The mortgage deal was changed in September 2024, enabling first-time buyers to borrow up to six times their income, increasing from a previous maximum multiple of 5.5 for first-time buyers taking out a Helping Hand mortgage.
Between October 2024 and September 2025, Britain's biggest building society said about 23,000 people climbed onto the property ladder using the Helping Hand mortgage - marking a 53% increase compared with about 15,000 in the 12 months beforehand.
The mortgage has minimum income requirements of £30,000 for single applicants and a combined £50,000 for joint applicants.
Regulators have recently acted to ease or clarify lending rules, making it easier for some borrowers to access mortgages.
Nationwide said it reduced stress rates in May, extended Helping Hand to 95% LTV (loan-to-value) new build houses in June and relaxed Helping Hand minimum income requirements in July.
Henry Jordan, Nationwide's group director of mortgages, said: "These latest figures for the past 12 months show that our decision to increase borrowing up to six times income has been a gamechanger for thousands of first-time buyers.
"But we're not stopping there, and with the support of Government and regulatory changes throughout 2025, we've been able to progressively increase our support for potential homeowners."

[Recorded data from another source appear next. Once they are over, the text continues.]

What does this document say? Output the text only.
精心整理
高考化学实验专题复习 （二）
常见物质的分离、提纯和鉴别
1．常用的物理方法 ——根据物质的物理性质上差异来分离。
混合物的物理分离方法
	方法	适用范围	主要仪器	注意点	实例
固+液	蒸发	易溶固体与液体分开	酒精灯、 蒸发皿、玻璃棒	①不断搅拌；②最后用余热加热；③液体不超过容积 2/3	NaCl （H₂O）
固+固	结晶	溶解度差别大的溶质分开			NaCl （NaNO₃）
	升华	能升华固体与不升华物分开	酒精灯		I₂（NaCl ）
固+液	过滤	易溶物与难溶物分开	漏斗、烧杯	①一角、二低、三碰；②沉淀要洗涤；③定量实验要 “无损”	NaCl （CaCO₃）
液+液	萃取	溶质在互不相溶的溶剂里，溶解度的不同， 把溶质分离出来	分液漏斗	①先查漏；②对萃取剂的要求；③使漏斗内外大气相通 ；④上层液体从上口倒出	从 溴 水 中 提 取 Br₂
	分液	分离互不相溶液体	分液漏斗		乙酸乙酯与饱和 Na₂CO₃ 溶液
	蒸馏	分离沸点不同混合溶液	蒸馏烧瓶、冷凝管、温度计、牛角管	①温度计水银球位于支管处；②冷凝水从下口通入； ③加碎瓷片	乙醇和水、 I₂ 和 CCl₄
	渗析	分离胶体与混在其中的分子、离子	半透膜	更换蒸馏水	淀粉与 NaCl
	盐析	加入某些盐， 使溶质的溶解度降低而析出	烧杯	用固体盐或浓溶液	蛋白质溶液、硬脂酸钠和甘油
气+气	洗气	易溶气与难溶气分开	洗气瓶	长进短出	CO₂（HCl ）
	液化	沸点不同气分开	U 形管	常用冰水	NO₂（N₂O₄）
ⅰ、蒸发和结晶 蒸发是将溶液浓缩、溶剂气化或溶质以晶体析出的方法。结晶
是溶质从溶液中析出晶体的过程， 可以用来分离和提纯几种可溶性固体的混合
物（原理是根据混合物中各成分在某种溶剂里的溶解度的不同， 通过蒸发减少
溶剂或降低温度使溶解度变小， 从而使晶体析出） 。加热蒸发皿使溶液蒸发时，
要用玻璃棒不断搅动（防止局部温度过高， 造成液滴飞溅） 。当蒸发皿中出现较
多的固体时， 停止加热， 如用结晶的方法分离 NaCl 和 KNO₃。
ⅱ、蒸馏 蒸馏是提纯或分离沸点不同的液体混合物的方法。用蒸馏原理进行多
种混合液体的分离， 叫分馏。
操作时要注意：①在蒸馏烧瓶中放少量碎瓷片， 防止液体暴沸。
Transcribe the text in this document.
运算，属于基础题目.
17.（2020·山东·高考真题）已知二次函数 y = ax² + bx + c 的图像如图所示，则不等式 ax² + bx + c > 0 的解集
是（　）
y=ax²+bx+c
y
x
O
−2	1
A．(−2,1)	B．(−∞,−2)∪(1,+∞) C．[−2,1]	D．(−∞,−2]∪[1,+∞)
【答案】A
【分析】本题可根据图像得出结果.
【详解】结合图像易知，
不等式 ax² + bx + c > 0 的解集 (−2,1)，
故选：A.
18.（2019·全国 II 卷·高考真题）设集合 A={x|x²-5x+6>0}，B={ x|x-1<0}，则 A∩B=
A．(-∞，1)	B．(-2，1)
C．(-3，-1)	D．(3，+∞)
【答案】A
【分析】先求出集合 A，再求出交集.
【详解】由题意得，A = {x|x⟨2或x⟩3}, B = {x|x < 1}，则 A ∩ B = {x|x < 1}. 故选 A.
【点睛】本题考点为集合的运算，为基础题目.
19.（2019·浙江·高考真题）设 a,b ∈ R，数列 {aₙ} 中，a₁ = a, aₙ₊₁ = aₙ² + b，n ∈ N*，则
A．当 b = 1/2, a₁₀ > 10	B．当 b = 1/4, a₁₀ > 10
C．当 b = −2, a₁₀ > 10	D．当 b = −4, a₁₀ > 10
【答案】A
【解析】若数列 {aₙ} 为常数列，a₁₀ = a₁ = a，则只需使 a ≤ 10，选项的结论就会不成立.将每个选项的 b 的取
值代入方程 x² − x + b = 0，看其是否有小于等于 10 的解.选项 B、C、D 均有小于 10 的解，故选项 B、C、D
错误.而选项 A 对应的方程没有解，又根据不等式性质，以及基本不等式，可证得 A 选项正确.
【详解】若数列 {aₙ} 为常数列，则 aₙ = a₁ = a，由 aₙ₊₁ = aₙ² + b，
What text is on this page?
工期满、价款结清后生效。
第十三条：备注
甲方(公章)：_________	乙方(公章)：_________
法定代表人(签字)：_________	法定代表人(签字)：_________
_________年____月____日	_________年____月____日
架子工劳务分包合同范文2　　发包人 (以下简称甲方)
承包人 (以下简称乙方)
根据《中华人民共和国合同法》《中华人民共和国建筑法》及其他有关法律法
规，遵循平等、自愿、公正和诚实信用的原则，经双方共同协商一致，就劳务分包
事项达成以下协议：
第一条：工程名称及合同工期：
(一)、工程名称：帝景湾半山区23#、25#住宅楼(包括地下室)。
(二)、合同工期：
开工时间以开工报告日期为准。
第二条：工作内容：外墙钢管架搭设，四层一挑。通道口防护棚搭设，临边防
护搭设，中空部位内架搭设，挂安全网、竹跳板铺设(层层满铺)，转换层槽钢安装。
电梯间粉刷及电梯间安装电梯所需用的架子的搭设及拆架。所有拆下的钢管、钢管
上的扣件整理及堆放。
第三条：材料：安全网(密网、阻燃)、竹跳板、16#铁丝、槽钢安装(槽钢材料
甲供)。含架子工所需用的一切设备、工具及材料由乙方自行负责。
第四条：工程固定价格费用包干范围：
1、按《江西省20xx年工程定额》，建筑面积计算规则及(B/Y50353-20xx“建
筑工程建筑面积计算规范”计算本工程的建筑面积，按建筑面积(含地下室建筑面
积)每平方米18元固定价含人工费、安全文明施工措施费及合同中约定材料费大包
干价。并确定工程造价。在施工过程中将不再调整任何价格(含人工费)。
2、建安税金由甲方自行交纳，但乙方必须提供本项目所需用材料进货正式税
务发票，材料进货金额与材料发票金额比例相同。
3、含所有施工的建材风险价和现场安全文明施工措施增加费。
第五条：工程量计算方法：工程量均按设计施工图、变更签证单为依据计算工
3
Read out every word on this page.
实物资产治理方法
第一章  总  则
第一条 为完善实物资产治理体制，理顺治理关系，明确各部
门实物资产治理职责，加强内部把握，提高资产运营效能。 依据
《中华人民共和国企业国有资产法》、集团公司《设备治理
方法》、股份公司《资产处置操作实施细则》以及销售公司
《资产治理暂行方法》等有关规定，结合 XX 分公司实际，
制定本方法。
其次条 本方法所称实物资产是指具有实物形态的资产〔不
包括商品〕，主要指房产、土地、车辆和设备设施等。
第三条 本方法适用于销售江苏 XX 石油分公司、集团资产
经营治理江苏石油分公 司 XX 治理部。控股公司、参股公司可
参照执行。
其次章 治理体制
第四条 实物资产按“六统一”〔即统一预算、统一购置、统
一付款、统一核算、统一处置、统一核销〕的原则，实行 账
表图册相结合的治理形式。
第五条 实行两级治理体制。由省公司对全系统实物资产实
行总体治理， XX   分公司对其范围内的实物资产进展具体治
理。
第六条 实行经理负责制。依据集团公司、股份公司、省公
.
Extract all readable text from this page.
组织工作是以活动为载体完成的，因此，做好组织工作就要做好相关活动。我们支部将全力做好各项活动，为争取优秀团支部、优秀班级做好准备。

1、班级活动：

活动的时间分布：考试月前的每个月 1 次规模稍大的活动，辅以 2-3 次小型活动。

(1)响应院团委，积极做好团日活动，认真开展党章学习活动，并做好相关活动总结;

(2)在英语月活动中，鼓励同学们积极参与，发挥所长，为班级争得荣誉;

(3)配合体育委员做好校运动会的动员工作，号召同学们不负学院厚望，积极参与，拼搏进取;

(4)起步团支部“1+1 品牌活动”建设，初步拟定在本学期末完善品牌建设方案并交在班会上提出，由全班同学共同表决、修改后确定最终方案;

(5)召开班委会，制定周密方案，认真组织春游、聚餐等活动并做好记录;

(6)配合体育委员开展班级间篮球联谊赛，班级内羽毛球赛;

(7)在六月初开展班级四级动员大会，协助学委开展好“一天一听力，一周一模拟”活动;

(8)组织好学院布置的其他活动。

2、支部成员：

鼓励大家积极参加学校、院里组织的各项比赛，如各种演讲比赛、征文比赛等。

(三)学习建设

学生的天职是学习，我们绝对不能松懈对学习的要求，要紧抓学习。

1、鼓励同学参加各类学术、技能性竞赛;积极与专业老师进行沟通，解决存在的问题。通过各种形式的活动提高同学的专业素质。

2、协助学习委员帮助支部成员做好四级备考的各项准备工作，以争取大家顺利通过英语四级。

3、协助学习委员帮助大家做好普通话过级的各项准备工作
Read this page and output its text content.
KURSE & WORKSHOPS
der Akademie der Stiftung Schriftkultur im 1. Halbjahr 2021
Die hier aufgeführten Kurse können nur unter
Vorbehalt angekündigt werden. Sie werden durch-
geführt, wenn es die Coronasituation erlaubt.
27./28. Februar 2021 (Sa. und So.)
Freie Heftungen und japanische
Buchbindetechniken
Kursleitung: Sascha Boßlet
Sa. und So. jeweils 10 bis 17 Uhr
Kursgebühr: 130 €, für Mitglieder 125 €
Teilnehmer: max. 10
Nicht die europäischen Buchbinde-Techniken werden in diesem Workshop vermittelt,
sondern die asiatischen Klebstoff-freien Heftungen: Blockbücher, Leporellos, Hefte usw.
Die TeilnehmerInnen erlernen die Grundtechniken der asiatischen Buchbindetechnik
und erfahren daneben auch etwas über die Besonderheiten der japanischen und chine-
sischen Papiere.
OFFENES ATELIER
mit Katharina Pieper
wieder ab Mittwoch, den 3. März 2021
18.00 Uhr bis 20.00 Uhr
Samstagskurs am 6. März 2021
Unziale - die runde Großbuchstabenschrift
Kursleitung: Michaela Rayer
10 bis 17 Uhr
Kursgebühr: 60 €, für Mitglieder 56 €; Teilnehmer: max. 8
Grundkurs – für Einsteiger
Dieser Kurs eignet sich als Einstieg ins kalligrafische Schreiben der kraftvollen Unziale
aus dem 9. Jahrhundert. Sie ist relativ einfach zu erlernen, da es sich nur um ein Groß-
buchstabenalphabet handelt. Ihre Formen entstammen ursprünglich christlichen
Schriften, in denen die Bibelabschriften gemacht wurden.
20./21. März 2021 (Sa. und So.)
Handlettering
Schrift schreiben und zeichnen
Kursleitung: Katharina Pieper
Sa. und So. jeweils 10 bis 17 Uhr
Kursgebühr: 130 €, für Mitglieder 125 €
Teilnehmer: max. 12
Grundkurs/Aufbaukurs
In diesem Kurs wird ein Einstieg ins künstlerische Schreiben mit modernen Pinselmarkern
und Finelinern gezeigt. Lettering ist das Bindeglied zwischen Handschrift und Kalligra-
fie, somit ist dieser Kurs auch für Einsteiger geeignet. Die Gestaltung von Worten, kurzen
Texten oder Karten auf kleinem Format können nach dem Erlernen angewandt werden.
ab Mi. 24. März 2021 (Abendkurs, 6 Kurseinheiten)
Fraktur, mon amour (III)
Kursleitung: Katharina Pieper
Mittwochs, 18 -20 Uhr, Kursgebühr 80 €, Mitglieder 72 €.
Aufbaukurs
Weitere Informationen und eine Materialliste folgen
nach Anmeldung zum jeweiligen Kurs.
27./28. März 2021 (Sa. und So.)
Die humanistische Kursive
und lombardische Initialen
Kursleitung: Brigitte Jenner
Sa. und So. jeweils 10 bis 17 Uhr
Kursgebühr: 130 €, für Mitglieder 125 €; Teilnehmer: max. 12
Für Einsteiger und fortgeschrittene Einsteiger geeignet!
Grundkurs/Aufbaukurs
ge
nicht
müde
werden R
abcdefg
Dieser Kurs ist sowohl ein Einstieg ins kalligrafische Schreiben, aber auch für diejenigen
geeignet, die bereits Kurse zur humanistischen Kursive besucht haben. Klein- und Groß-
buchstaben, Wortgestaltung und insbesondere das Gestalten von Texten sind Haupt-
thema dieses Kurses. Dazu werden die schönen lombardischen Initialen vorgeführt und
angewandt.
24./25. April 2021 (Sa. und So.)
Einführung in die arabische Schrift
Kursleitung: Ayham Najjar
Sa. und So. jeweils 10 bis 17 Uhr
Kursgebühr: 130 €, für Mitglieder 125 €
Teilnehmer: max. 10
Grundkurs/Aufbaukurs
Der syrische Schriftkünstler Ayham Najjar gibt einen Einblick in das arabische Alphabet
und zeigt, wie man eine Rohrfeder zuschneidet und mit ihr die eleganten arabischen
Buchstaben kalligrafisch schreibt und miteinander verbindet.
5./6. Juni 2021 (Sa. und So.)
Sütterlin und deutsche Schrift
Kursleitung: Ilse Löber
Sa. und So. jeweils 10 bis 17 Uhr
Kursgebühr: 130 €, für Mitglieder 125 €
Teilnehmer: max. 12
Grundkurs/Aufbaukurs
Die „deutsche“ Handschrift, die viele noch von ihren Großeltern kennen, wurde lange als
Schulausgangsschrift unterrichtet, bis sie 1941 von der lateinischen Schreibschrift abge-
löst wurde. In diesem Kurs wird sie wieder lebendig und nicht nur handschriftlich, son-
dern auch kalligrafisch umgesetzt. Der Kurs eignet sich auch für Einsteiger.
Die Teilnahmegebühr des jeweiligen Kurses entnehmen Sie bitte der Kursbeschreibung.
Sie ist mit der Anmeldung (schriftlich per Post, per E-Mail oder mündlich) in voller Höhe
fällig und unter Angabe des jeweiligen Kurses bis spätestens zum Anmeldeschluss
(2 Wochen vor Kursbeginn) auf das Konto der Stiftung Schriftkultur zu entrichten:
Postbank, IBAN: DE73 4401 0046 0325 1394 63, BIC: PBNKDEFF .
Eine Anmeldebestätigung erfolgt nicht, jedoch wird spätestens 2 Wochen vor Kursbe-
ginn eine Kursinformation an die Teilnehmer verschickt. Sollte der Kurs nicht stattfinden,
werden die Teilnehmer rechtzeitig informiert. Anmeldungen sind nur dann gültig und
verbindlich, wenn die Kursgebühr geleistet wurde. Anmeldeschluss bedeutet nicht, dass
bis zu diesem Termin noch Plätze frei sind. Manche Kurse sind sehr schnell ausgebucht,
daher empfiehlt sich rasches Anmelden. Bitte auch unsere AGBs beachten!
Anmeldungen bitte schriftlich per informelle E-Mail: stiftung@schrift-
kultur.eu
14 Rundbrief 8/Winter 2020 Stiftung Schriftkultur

The Helping Hand mortgage deal was first launched in April 2021, now giving eligible first-time buyers the option of borrowing up to six times income when taking a five or 10-year fixed-rate mortgage with a deposit as low as 5%. Nationwide's standard lending maximum is 4.5 times income.
The society said in total more than 63,000 people have got onto the property ladder with Helping Hand, since the mortgage launched, with about £13 billion lent.
The average age of sole applicants using Helping Hand is 31 and for joint applicants, it is slightly lower, at aged 30.
Nationwide said the mortgage has been particularly popular in areas with higher house prices.
The Outer South East region leads the uptake of Helping Hand, accounting for 28% of mortgages. The area includes Ashford, Bedford, Braintree, Brighton and Hove, Canterbury, Chichester, Colchester, Dover, Eastbourne, Isle of Wight, Maldon, Milton Keynes, New Forest, Portsmouth, Southampton, Winchester and Oxfordshire.
More than a fifth (23%) of Helping Hand mortgages are accounted for by London and in the South West the proportion is 12%.
Uptake is lower in the North West of England, which accounts for just 4%, despite the region representing 11% of Nationwide's first-time buyer lending. This may be down to lower average first-time buyer house prices in the region compared with some other areas, the society said.
Single applicants for Nationwide's Helping Hand mortgage are more prevalent further north.
More than nine in 10 (92%) Helping Hand completed applications in Scotland have been single applicants. In the North, which comprises areas such as Tyneside, Teesside and Cumbria, 87% of Helping Hand cases were from single applicants.
By contrast, in the Outer South East, 45% of Helping Hand mortgage applications have been joint ones.